In Sydney, there’s more evidence undermining premier Morris Iemma, says the Daily Tele,
with news that he faces another tunnel controversy as a fresh report
reveals the collapsed
tunnel under a Lane Cove units block last week was meant to be located
65m away. As Mr Iemma fronts a jittery caucus, says the paper, he will
also be forced to explain
how the RTA approved changes to the tunnel route after the contract was
signed, putting it directly under the unit block. Meanwhile, the paper
has released a special noon edition, to bring readers the latest on the
terror raids in Melbourne and Sydney.

Meanwhile, Steve Vizard might not be the only one mired in a share trading scandal, says the Herald Sun. According to the paper, ten of Australia’s richest people swooped on shares in the same company
that brought down Steve Vizard – all before crucial information was
made public. The Herald Sun
says it has established the investors simultaneously snapped up shares in
Sausage Software as Telstra chiefs, including Mr Vizard, held top
secret talks about boosting its investment in the budding tech firm.

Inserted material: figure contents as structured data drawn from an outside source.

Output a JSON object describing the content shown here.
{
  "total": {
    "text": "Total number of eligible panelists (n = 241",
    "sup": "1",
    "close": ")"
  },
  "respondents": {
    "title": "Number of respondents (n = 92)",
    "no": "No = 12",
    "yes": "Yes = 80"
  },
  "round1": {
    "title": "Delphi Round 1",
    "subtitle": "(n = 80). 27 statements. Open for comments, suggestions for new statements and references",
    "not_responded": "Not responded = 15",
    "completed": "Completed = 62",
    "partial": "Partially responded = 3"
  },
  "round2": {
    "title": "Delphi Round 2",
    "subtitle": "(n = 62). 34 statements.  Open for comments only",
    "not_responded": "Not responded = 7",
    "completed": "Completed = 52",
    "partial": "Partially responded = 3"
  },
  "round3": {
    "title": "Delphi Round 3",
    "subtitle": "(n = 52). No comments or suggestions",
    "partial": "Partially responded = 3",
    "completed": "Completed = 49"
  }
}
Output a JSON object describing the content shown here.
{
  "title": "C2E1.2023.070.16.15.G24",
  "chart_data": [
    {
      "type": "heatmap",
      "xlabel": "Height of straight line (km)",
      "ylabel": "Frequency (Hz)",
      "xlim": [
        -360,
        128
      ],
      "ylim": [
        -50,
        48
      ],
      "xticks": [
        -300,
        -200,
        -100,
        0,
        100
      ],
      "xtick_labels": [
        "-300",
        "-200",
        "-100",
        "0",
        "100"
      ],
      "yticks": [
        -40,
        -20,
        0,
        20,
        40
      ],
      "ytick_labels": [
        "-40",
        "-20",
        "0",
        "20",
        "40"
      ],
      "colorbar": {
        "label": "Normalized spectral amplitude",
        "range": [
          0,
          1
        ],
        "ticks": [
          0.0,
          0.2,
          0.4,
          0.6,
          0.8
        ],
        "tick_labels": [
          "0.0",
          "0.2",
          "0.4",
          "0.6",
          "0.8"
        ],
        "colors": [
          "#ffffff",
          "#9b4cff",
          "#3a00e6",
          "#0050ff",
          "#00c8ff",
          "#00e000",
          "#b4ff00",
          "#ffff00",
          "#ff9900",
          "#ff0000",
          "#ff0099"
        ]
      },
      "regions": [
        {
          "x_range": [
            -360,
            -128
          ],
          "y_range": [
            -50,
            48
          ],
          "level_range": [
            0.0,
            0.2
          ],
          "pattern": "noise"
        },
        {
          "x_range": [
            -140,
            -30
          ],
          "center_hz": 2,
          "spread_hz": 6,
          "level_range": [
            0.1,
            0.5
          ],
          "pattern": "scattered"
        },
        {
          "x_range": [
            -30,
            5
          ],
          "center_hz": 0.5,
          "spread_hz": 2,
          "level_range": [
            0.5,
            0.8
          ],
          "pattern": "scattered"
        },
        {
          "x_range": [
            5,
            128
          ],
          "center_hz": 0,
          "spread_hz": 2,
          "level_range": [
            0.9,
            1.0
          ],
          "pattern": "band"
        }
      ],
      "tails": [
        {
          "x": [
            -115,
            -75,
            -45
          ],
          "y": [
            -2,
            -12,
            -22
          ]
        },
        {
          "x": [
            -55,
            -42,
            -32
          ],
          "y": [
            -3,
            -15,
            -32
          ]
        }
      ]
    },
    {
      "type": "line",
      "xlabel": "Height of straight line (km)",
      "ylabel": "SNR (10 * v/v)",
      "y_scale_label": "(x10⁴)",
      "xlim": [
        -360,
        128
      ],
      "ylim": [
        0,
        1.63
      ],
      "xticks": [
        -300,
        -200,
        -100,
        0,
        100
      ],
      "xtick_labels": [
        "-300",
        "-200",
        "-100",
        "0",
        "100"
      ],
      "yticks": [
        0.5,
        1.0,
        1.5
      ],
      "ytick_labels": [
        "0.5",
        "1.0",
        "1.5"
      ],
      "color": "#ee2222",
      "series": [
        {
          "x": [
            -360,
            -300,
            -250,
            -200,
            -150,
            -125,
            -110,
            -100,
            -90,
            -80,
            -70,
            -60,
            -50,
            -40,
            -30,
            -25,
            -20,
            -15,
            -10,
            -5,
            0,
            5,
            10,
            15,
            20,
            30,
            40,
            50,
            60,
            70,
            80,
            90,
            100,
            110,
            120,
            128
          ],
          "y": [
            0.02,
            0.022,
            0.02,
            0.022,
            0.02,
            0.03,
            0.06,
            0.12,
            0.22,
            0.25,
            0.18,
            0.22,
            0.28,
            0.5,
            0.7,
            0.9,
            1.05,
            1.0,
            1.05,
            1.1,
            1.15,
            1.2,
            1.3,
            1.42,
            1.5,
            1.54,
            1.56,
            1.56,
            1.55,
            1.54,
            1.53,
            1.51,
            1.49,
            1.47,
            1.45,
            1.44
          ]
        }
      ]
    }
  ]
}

More hospital problems in Queensland, with The Courier-Mail reporting that fewer people are being admitted to Queensland’s
public hospitals but more of them are dying during their stay,
according to two new sets of figures released by the State Government
yesterday. The latest elective surgery waiting lists as of 1 October show more
people are waiting and fewer people are being admitted to public
hospitals.

In the ACT, attention is being turned to the the mounting road toll.
All ACT drivers and motorcycle riders would have to sit an on-road test
when renewing their licences under a radical proposal to curb the high
figure, says The Canberra Times.

The suggestion was put forward by the Australian Motorcycle Council in
a meeting with the Australian Transport Safety Bureau in Canberra
yesterday.

And Adelaide is preparing for a big visitor. Key sections of Adelaide will be virtually
locked down as part of a massive security operation to protect US
Defence Secretary Donald Rumsfeld later this month, says The Advertiser. The two-day visit will result in areas around the Hyatt Hotel and the
Town Hall being declared no-go zones amid fears of ugly anti-Iraq war
protests. It’s more Betfair in The Mercury, which notes that the
British-based betting exchange invited
at least three Tasmanian Upper House politicians to enjoy its corporate
hospitality at the Melbourne spring racing carnival. All three declined
the invitation and branded Betfair’s invitation as both “compromising”
and “highly inappropriate.”

“HOUSE PRICES STILL ON THE RISE,” leads the NT News.
Darwin continues to lead the way in Australia as the best place to
invest in property. And Perth is the only place keeping pace with the
Territory’s property price surge. The West picks up the theme, with news that Perth’s median house price has crashed through the $300,000 mark for
the first time as the State’s booming economy and an influx of
interstate migrants fuels soaring demand for residential property.